# Forum Home Renovation Retaining Walls  railway sleepers.

## Azzadazza

hi all, newbie here needing help. 
i have just receaved railway sleepers for my garden beds and since been informed by many people how much termites love to eat them. not wanting to attract unwanted termites to my house but still wanting to use sleepers. 
so is there a method of treating the sleepers with soming? eg sump oil work?? 
cheers Aaron

----------


## Terrian

I have heard the same stories, time & time again, I have seen no evidence though, I have a few sleeper walls around here, maybe we are just not in a termite area...

----------


## dazzler

If they are aussie hardwood and well and truly seasoned they should last just about forever.  The house should be termite proofed anyway so if they are hardwood and the house is pest protected I reckon its okay.

----------


## Azzadazza

i know some houses in the area have been affected by termites. not sure if the house is treated for them dure to the age of the building. 
im not to sure what to do?

----------


## BobL

If you soak them in sump oil they burn extra well! Just kidding  :Biggrin:  
On my old retaining wall and 70's style sunken pergola I painted the sleepers with sump oil before making the wall and termites still came in and ate a couple but left the others untouched. I think the sump oil breaks down in time and although you can keep painting the exposed sides that doesn't help. The other thing was, setting up a wall made of oily sleepers was an absolute pig of a job.  Another thing I don't like about sump oil is you can't go near the sleepers for a long time afterwards without getting dirty. 
 Over 10 years the biggest problem the wall had was fishbone ferns, they just penetrated the cracks and the sleepers and split them open.

----------


## Azzadazza

working in sump oil all day i didnt want tocome home to find my garden covered with it as well.  
i think if there is no quick inexpensive way to treat the sleepers i will just keep a good eye on them and if i find activity will make brick ones.

----------


## Planned LScape

Or the alternative may be to do your wall, finish your garden then get a termite guy to treat the soil. Bare in mind that they will say that it will have to be done last, as after the soil is turned over or disturbed it has to be reapplied.  
Also put in good drainage and backfillfill your sleepers allowing a good depth of garden soil so that it keeps wet soil off your timber thus preventing rot. Not sure what a termy guy charges but it beats mucking around with sump oil anyway

----------


## Flyer

> hi all, newbie here needing help. 
> i have just receaved railway sleepers for my garden beds and since been informed by many people how much termites love to eat them.

  This is correct.
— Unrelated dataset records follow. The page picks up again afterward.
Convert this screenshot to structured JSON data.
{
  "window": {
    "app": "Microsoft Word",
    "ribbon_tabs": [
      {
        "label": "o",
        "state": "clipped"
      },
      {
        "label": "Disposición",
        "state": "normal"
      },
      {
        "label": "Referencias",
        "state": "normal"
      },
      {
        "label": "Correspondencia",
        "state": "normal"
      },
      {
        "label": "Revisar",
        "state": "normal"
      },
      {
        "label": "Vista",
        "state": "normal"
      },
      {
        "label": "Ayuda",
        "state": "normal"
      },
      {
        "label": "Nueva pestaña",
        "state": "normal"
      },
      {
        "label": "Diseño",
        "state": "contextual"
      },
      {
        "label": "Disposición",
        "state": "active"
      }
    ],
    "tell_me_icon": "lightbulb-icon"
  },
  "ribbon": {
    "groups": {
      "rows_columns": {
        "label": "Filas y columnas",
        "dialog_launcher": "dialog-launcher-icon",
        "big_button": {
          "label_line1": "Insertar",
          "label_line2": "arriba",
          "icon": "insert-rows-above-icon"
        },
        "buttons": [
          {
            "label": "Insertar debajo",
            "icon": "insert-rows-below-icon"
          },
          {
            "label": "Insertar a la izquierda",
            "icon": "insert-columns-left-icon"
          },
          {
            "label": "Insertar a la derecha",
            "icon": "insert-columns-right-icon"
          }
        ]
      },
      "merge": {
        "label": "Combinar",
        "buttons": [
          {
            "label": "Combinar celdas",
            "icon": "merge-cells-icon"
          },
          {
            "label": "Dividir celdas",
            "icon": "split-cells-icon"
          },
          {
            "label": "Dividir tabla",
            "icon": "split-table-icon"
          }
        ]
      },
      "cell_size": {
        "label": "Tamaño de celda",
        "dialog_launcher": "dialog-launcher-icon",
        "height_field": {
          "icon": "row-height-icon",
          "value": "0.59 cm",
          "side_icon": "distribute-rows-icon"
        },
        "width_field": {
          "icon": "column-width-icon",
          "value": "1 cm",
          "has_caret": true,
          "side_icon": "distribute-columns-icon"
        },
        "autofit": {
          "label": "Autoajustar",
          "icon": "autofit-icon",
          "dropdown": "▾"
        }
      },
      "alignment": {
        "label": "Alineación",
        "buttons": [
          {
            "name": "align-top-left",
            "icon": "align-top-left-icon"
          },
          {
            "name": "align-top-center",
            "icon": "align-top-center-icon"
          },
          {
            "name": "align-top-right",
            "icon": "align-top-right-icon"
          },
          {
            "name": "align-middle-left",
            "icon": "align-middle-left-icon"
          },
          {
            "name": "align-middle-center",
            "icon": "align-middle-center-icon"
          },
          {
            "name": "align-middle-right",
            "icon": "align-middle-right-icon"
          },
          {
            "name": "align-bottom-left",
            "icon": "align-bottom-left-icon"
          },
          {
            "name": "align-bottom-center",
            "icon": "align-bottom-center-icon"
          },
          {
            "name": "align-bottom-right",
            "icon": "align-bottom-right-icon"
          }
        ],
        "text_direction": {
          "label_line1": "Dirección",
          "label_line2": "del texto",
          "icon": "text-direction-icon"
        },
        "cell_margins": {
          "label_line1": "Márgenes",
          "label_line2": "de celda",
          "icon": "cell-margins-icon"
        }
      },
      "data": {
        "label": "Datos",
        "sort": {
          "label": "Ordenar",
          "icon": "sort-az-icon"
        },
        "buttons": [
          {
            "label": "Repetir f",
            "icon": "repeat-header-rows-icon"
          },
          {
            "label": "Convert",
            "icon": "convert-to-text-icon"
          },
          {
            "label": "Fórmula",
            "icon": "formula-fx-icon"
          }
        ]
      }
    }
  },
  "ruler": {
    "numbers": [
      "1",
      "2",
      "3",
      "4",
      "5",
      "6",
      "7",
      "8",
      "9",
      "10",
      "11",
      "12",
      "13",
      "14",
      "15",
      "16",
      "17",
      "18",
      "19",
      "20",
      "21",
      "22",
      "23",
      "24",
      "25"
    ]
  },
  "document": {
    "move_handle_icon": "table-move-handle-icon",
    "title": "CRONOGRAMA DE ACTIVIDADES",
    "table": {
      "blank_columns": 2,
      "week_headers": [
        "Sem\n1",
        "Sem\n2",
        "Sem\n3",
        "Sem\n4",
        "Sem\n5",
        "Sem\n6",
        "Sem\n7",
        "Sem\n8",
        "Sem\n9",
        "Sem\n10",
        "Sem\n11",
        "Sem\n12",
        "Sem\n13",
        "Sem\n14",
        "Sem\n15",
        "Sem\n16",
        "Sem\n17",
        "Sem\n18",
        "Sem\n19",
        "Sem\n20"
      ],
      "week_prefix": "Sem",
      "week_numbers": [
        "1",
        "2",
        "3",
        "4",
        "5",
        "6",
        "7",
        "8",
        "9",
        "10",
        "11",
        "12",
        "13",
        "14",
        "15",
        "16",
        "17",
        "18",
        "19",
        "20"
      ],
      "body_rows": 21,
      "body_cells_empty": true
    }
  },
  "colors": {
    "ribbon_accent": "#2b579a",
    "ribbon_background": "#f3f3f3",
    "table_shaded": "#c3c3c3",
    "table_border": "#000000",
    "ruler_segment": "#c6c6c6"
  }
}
Don't believe any stories about treatment with sump oil. All it does make the timber look good for a while.
We replaced our railway sleeper retaining wall last year (20m x 2m high).
Noticed few white ants, called pest control & had it treated. After 3 months of treatment termites were gone. So we thought...
Decided to replace the wall anyway as mate of mine could do it cheaply + got a good deal on Allan blocks - very glad I did!
ALL the sleepers had termites in them. Some looked fine, but were totally destroyed from the inside.
I know of another 4 people in the area with walls bigger then mine that are collapsing due to termite damage. 
It's just not worth it IMHO.  
Cheers
Arek

----------


## Compleat Amateu

Don't kid yourselves people .. if you are North of the Murray (or thereabouts), and have damp soil, you are running an increased risk of getting the little buggers. 
And no-one wants them around under any avoidable circumnstances.  So don't do it.

----------